Colossale, l'opération est menée par un personnel des plus hétéroclites. Déménageurs, ouvriers des grands magasins, membres de la Comédie française... tout le monde y prend part. "On voit des manutentionnaires, qu’on a pris à la  Samaritaine, qui sont - sans gant et la clope au bec - en train de transporter des Delacroix et des Vermeer. On voit presque les cendres tomber et on a vraiment un mal stupéfiant aujourd’hui à imaginer que l’urgence exige ces conditions de sauvetage", raconte à TF1 Josselin Guillois, auteur du roman Louvre. Au moment de quitter la capitale, les convois s'élancent dans des conditions parfois périlleuses. "Le radeau de la Méduse, l’un des plus grands chefs-d'œuvre du musée, se prend dans les fils électriques du tramway en arrivant à Versailles. Il y a quasiment un début d’incendie, des étincelles partent partout.
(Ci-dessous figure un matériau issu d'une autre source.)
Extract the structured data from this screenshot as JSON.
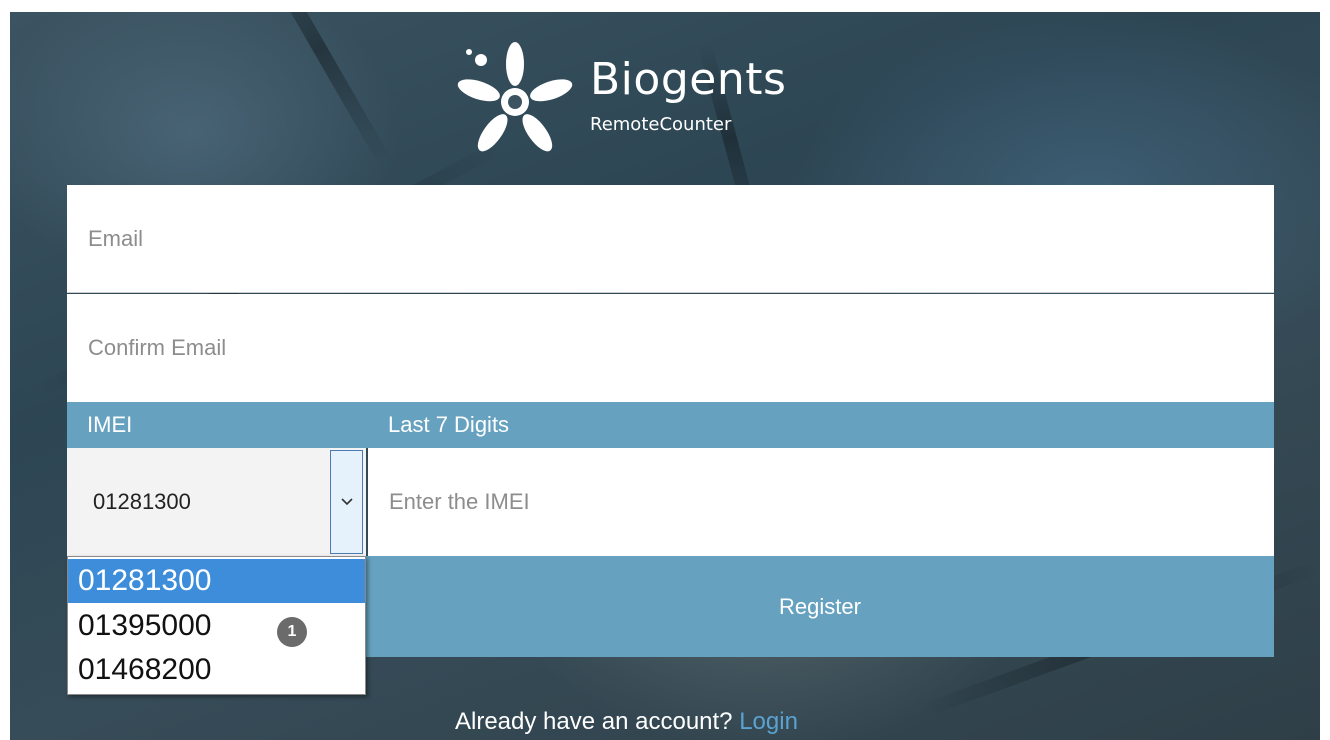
{
  "brand": {
    "name": "Biogents",
    "product": "RemoteCounter",
    "logo_icon": "star-figure-logo-icon"
  },
  "form": {
    "email_placeholder": "Email",
    "confirm_email_placeholder": "Confirm Email",
    "imei_label": "IMEI",
    "last_digits_label": "Last 7 Digits",
    "imei_prefix_selected": "01281300",
    "imei_prefix_options": [
      "01281300",
      "01395000",
      "01468200"
    ],
    "imei_placeholder": "Enter the IMEI",
    "register_label": "Register"
  },
  "annotation": {
    "badge": "1"
  },
  "footer": {
    "prompt": "Already have an account?",
    "login_link": "Login"
  },
  "colors": {
    "accent": "#66a2c0",
    "selected_option": "#3d8ddb",
    "link": "#5aa2d0"
  }
}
Cet accident va causer une coupure d'électricité dans toute la ville", continue-t-il dans le reportage en tête de cet article. "Le tableau de Géricault vit une sorte de second naufrage" (rires). 
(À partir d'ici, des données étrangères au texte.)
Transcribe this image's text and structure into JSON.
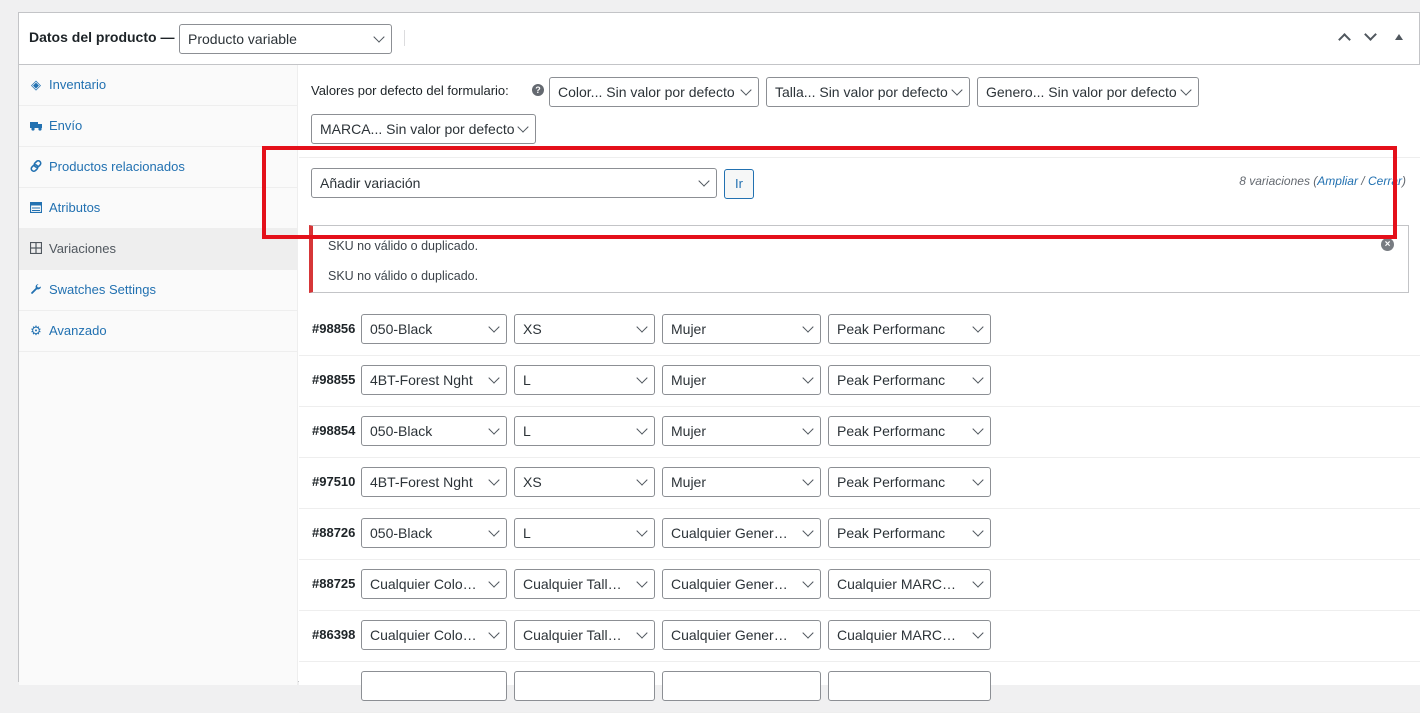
{
  "header": {
    "title": "Datos del producto —",
    "product_type": "Producto variable"
  },
  "sidebar": {
    "items": [
      {
        "label": "Inventario",
        "icon": "inventory-tag-icon"
      },
      {
        "label": "Envío",
        "icon": "truck-icon"
      },
      {
        "label": "Productos relacionados",
        "icon": "link-icon"
      },
      {
        "label": "Atributos",
        "icon": "table-icon"
      },
      {
        "label": "Variaciones",
        "icon": "grid-icon",
        "active": true
      },
      {
        "label": "Swatches Settings",
        "icon": "wrench-icon"
      },
      {
        "label": "Avanzado",
        "icon": "gear-icon"
      }
    ]
  },
  "defaults": {
    "label": "Valores por defecto del formulario:",
    "help": "?",
    "selects": [
      "Color... Sin valor por defecto",
      "Talla... Sin valor por defecto",
      "Genero... Sin valor por defecto",
      "MARCA... Sin valor por defecto"
    ]
  },
  "toolbar": {
    "add_variation": "Añadir variación",
    "go_label": "Ir",
    "count_text": "8 variaciones (",
    "expand": "Ampliar",
    "slash": " / ",
    "close": "Cerrar",
    "close_paren": ")"
  },
  "notice": {
    "messages": [
      "SKU no válido o duplicado.",
      "SKU no válido o duplicado."
    ],
    "dismiss": "×"
  },
  "variations": [
    {
      "id": "#98856",
      "color": "050-Black",
      "size": "XS",
      "gender": "Mujer",
      "brand": "Peak Performanc"
    },
    {
      "id": "#98855",
      "color": "4BT-Forest Nght",
      "size": "L",
      "gender": "Mujer",
      "brand": "Peak Performanc"
    },
    {
      "id": "#98854",
      "color": "050-Black",
      "size": "L",
      "gender": "Mujer",
      "brand": "Peak Performanc"
    },
    {
      "id": "#97510",
      "color": "4BT-Forest Nght",
      "size": "XS",
      "gender": "Mujer",
      "brand": "Peak Performanc"
    },
    {
      "id": "#88726",
      "color": "050-Black",
      "size": "L",
      "gender": "Cualquier Genero…",
      "brand": "Peak Performanc"
    },
    {
      "id": "#88725",
      "color": "Cualquier Color…",
      "size": "Cualquier Talla…",
      "gender": "Cualquier Genero…",
      "brand": "Cualquier MARCA…"
    },
    {
      "id": "#86398",
      "color": "Cualquier Color…",
      "size": "Cualquier Talla…",
      "gender": "Cualquier Genero…",
      "brand": "Cualquier MARCA…"
    },
    {
      "id": "",
      "color": "",
      "size": "",
      "gender": "",
      "brand": ""
    }
  ],
  "colors": {
    "link": "#2271b1",
    "error_border": "#d63638",
    "highlight_box": "#e4101a"
  }
}
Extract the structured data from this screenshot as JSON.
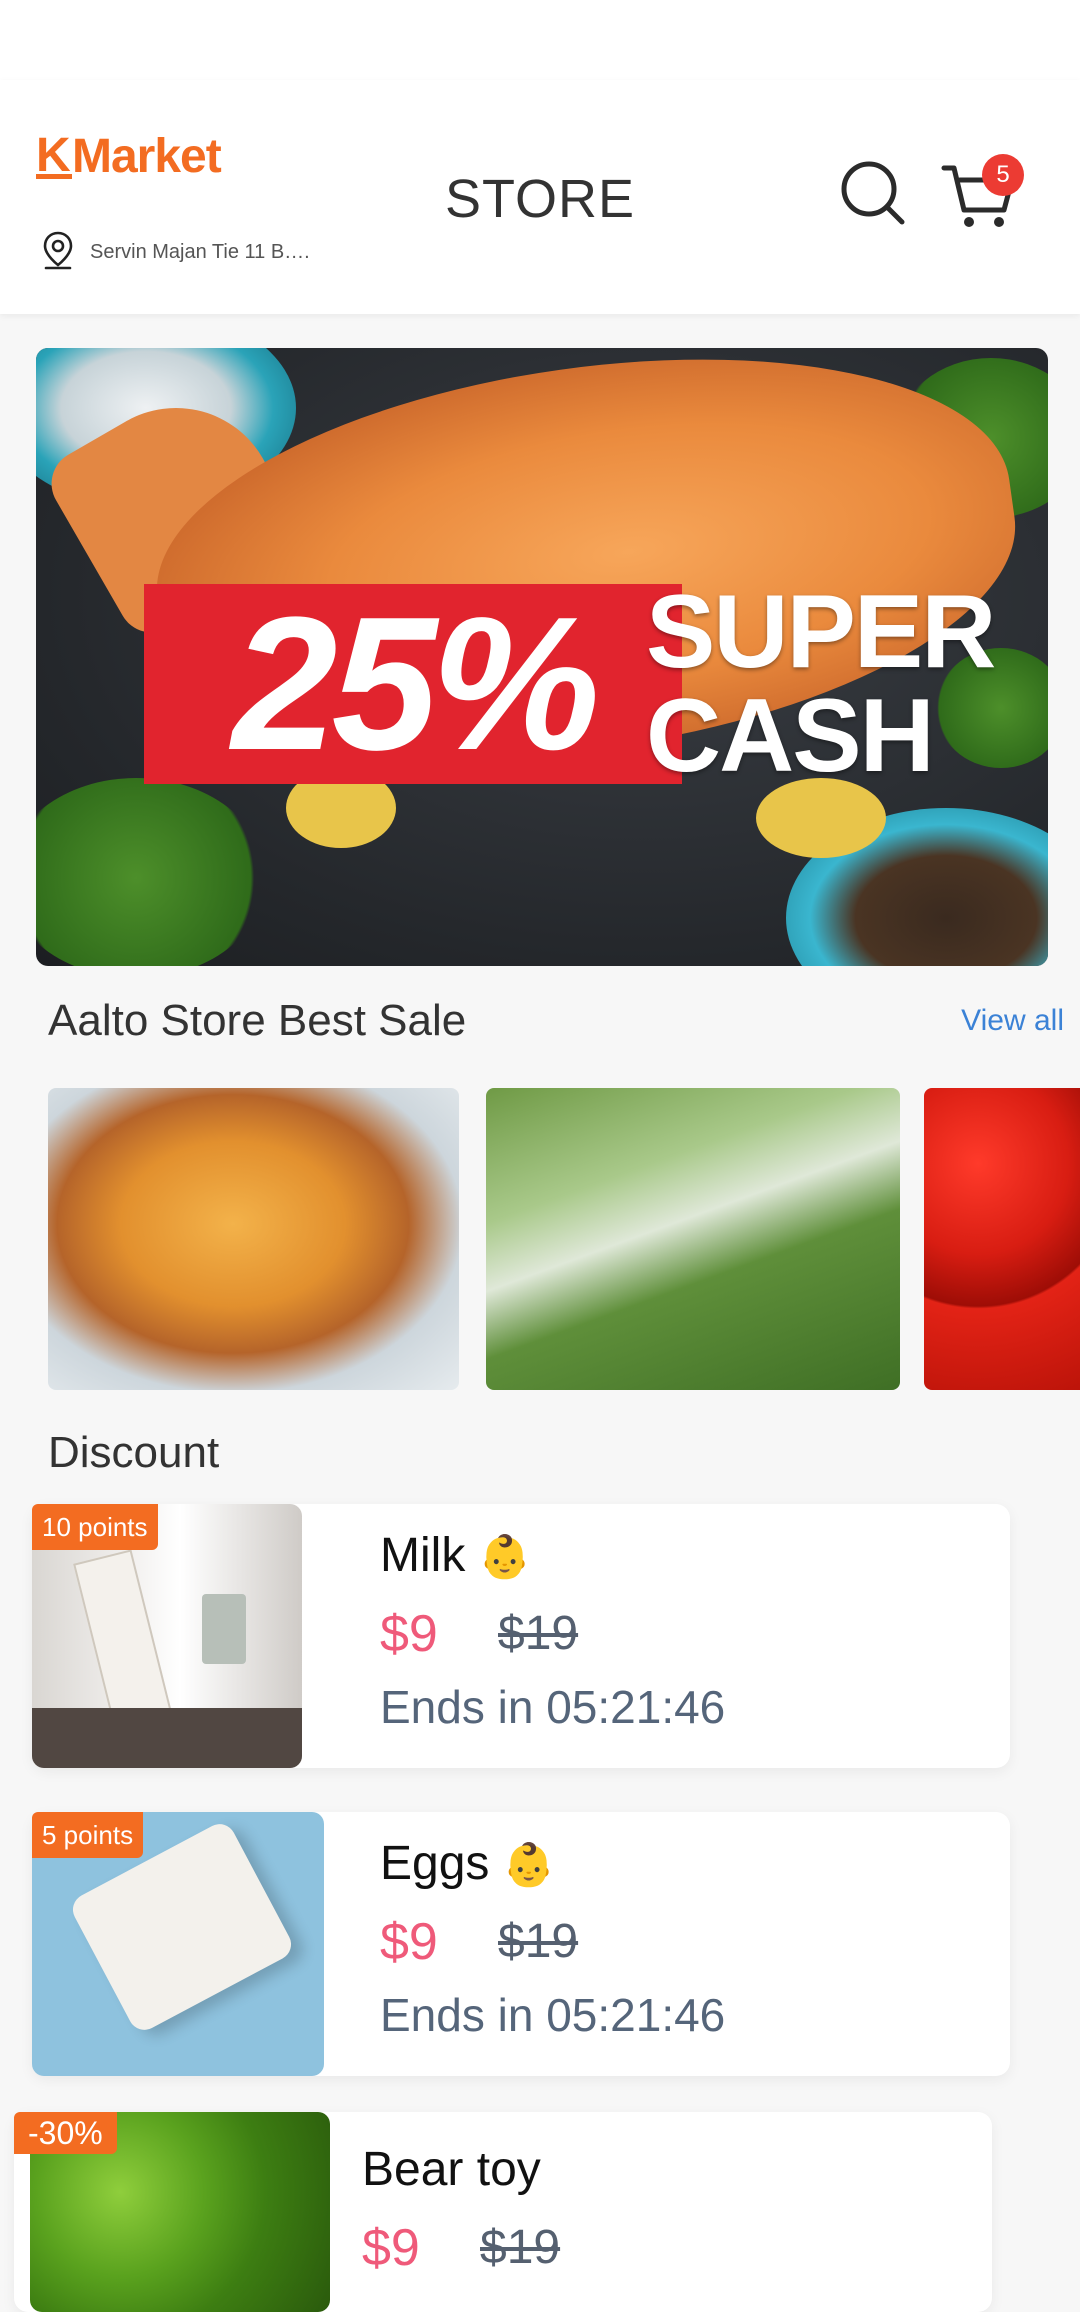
{
  "header": {
    "logo_text": "Market",
    "logo_k": "K",
    "location": "Servin Majan Tie 11 B….",
    "title": "STORE",
    "cart_count": "5"
  },
  "banner": {
    "percent": "25%",
    "word1": "SUPER",
    "word2": "CASH"
  },
  "best_sale": {
    "title": "Aalto Store Best Sale",
    "view_all": "View all",
    "items": [
      "fried-pancake-photo",
      "greens-photo",
      "tomatoes-photo"
    ]
  },
  "discount": {
    "title": "Discount",
    "items": [
      {
        "tag": "10 points",
        "name": "Milk",
        "emoji": "👶",
        "price": "$9",
        "old_price": "$19",
        "ends": "Ends in 05:21:46"
      },
      {
        "tag": "5 points",
        "name": "Eggs",
        "emoji": "👶",
        "price": "$9",
        "old_price": "$19",
        "ends": "Ends in 05:21:46"
      },
      {
        "tag": "-30%",
        "name": "Bear toy",
        "price": "$9",
        "old_price": "$19"
      }
    ]
  },
  "colors": {
    "brand": "#f36c21",
    "badge": "#ec3b33",
    "price": "#ef5a7a",
    "link": "#3b82d6"
  }
}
Chambord, la plaque tournante...

Dispersés partout en France, ces chefs-d'œuvre sont entreposés dans de larges caisses en bois. Seuls des points de couleurs trahissent leur précieux contenu. "Cette caisse était équipée de trois pastilles rouges indiquant, à tous ceux qui allaient la manipuler, que la Joconde était à l’intérieur", explique Alexandra Fleury, chargée de mission au château de Chambord, plaque tournante de cet improbable exode. "Tous les formats étaient présents puisqu’on allait de la vaisselle jusqu’à de grandes toiles. En réalité, il y en avait à tous les étages et quasiment dans toutes les pièces", ajoute-t-elle. 
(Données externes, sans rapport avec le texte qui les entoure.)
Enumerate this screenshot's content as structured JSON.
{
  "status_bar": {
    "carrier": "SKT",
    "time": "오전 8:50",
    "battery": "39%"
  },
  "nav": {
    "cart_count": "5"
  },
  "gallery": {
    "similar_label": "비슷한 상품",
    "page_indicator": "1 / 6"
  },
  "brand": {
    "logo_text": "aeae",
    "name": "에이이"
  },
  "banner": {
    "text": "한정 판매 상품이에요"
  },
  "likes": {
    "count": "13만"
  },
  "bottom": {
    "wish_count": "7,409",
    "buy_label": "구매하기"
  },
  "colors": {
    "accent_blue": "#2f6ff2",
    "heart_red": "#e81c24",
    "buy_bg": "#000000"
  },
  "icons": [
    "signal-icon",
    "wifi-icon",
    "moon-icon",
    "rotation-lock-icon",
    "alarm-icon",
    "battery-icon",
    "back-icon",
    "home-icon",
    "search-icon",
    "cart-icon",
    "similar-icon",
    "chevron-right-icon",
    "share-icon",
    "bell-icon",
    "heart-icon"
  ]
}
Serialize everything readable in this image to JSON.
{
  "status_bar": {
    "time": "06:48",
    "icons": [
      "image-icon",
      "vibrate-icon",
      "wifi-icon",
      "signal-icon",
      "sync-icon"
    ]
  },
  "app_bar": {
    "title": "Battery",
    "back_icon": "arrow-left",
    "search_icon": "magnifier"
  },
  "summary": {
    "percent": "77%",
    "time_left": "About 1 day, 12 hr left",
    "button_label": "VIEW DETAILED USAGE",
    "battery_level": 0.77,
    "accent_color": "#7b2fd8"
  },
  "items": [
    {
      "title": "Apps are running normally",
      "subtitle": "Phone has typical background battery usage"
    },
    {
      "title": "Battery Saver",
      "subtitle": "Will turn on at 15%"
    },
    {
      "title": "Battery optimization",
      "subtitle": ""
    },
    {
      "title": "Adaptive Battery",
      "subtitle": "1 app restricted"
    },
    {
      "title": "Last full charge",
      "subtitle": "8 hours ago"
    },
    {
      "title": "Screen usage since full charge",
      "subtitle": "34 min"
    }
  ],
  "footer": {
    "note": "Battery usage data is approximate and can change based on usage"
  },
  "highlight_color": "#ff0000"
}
Face à l’attaque éclair de l’armée allemande en 1940, certaines œuvres reprennent ensuite la route vers le Sud et le Sud-Ouest de l'Hexagone. Plusieurs vont même être déplacées à plusieurs reprises tout au long du conflit. C’est, par exemple, le cas de la fameuse Joconde. Pour sa sécurité, la toile de De Vinci est déplacée cinq fois, de la Loire à la Sarthe en passant par l’Aveyron et le Tarn-et-Garonne.

... qui a frôlé la catastrophe

Paradoxe de l’Histoire, les Allemands connaissaient bien l’existence de ces dépôts. Ils les ont épargnés dans l’espoir de récupérer certaines œuvres à la fin du conflit. Toutefois, le château de Chambord a, lui, frôlé la catastrophe à deux reprises. En juin 1944, un avion américain s'écrase juste à côté de l’édifice. À peine deux mois plus tard, harcelés par les résistants, les Allemands menacent de détruire château et œuvres d’art. Ils n'ont finalement rien, convaincus par un curé alsacien germanophone, l’abbé Joseph Gilg. "On aurait pu perdre Chambord et toutes les œuvres du Louvre", souligne Jean d'Haussonville, directeur général du domaine national de Chambord. 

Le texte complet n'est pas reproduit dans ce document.